Credito immagine: Betty Frizzell/Facebook'I Am A Killer' di Netflix è raccontato dal punto di vista dei detenuti che stanno scontando una pena detentiva per reati capitali. Uno di quegli episodi si concentra su una donna di nome Vittoria Smith che ha ricevuto l'ergastolo per l'omicidio del marito. Mentre possiamo ascoltare la sua versione della storia, sua sorella, Betty Frizzell, aggiunge più contesto all'argomento. Frizzell, ex agente delle forze dell'ordine, crede che il caso di sua sorella non abbia ricevuto l'attenzione necessaria. Nel documentario di Netflix, parla dei suoi sforzi per cambiare quella situazione e rendere giustizia a Victoria. L'episodio si concentra esclusivamente sul crimine di Victoria, ma se sei interessato a saperne di più su Frizzell, ti abbiamo coperto.
L'ex capo del dipartimento di polizia di Winfield, Missouri, Frizzell ha avuto un'illustre carriera nelle forze dell'ordine da quando è entrata a farne parte nel 1997. È nota per il suo lavoro nello sviluppo di squadre di risposta alle aggressioni sessuali ed è stata la prima donna ufficiale a unirsi alla SWAT squadra del dipartimento dello sceriffo della contea di Lincoln. Dopo il suo pensionamento si è rivolta agli accademici, insegnando corsi di giustizia penale. Ha un MFA in Scrittura e un M.S. nell'amministrazione della giustizia penale.
È stata anche membro del Citizens Advisory Board per il Dipartimento penitenziario dello Stato del Missouri: Divisione libertà vigilata e libertà vigilata. Ha molti riconoscimenti al suo nome, come il Lincoln County Law Enforcement Officer of the Year nel 2001, il premio Starfish del Seattle Children's Hospital e un riconoscimento dal Dipartimento della salute e dei servizi sociali dello Stato di WA nel 2016. Serve come relatore per Law Enforcement Action Partnership e National Alliance on Mental Illness e ha pubblicato i suoi articoli su Huffington Post e St.

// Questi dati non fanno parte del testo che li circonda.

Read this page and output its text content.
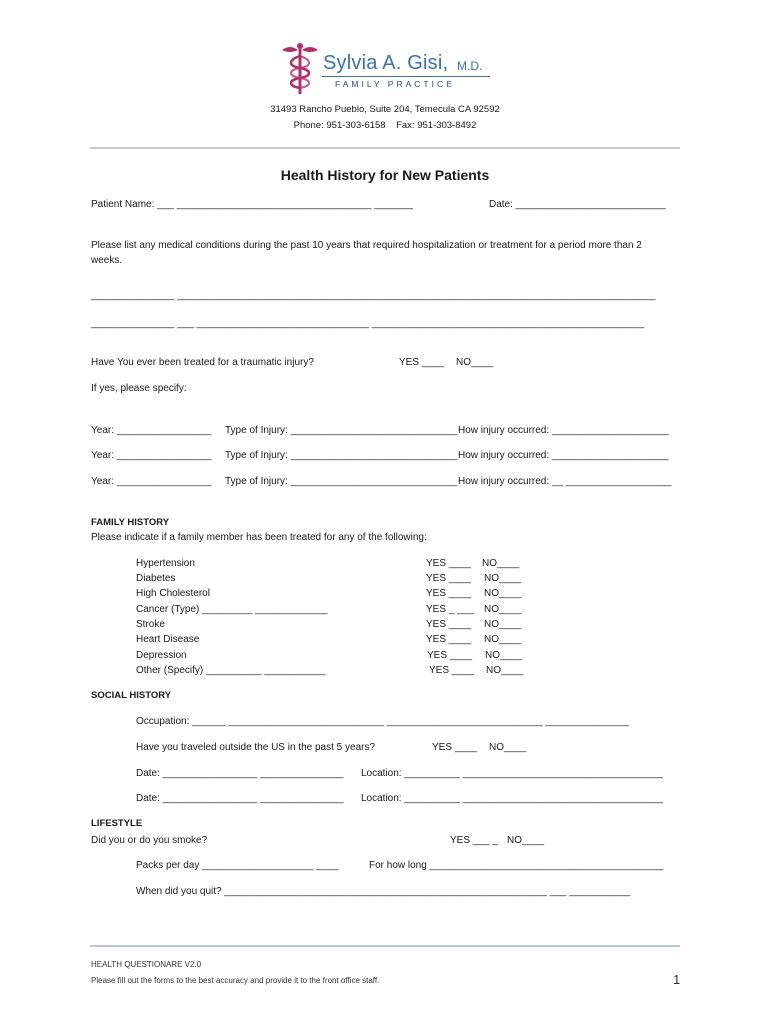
Sylvia A. Gisi, M.D.
FAMILY PRACTICE
31493 Rancho Pueblo, Suite 204, Temecula CA 92592
Phone: 951-303-6158    Fax: 951-303-8492
Health History for New Patients
Patient Name: ___ ___________________________________ _______	Date: ___________________________
Please list any medical conditions during the past 10 years that required hospitalization or treatment for a period more than 2
weeks.
_______________ ______________________________________________________________________________________
_______________ ___ _______________________________ _________________________________________________
Have You ever been treated for a traumatic injury?	YES ____ NO____
If yes, please specify:
Year: _________________ Type of Injury: ______________________________ How injury occurred: _____________________
Year: _________________ Type of Injury: ______________________________ How injury occurred: _____________________
Year: _________________ Type of Injury: ______________________________ How injury occurred: __ ___________________
FAMILY HISTORY
Please indicate if a family member has been treated for any of the following:
Hypertension	YES ____ NO____
Diabetes	YES ____ NO____
High Cholesterol	YES ____ NO____
Cancer (Type) _________ _____________	YES _ ___ NO____
Stroke	YES ____ NO____
Heart Disease	YES ____ NO____
Depression	YES ____ NO____
Other (Specify) __________ ___________	YES ____ NO____
SOCIAL HISTORY
Occupation: ______ ____________________________ ____________________________ _______________
Have you traveled outside the US in the past 5 years?	YES ____ NO____
Date: _________________ _______________ Location: __________ ____________________________________
Date: _________________ _______________ Location: __________ ____________________________________
LIFESTYLE
Did you or do you smoke?	YES ___ _ NO____
Packs per day ____________________ ____	For how long __________________________________________
When did you quit? __________________________________________________________ ___ ___________
HEALTH QUESTIONARE V2.0
Please fill out the forms to the best accuracy and provide it to the front office staff.	1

Louis Post Dispatch, tra gli altri.
Betty Frizzell vive a Seattle, Washington, e ha continuato il suo lavoro come riformatrice della giustizia penale e nella consapevolezza della salute mentale. Lei ha anche testimoniato per la riforma della giustizia penale davanti allo Stato del Missouri e al Senato dello Stato di Washington.
Frizzell è l'autrice del libro 'If You Can't Quit Cryin', You Can't Come Here No More', in cui presenta le sue teorie su ciò che è realmente accaduto la notte in cui Chris Isaac è stato ucciso. Crede che non fosse Victoria, ma suo figlio, Kenny Smith chi ha commesso l'omicidio. Gli sforzi di Frizzell per dimostrare l'innocenza di sua sorella hanno attirato anche l'attenzione dei detenuti. Ha condiviso tramite un post su Facebook che riceve 'lettere da donne in prigione che hanno letto [il suo libro] e vogliono che [lei] scriva la loro storia'. Un detenuto le aveva inviato la sua storia di vita in oltre 200 pagine, credendo che Frizzell fosse la persona perfetta per scriverne.
Quando Kenny è stato licenziato dopo l'arresto di Victoria, nel 2018, Frizzell ha deciso di trovarlo e riportarlo a casa, documentando il suo viaggio sui social media. È andata fino in Germania, dove è stato riferito che Kenny è stato visto l'ultima volta. Non è stato facile, ma dopo aver perlustrato le strade con la sua foto, alla fine lo ha trovato a Francoforte. Frizzell continua a condividere aggiornamenti sullo stato di Kenny su Facebook. Ha anche rivelato che stava lavorando per ottenere la tutela di Kenny, mentre era in una prigione tedesca. Da quello che sta cercando di fare per Victoria e Kenny, è chiaro che la famiglia significa tutto per Frizzell e anche la giustizia.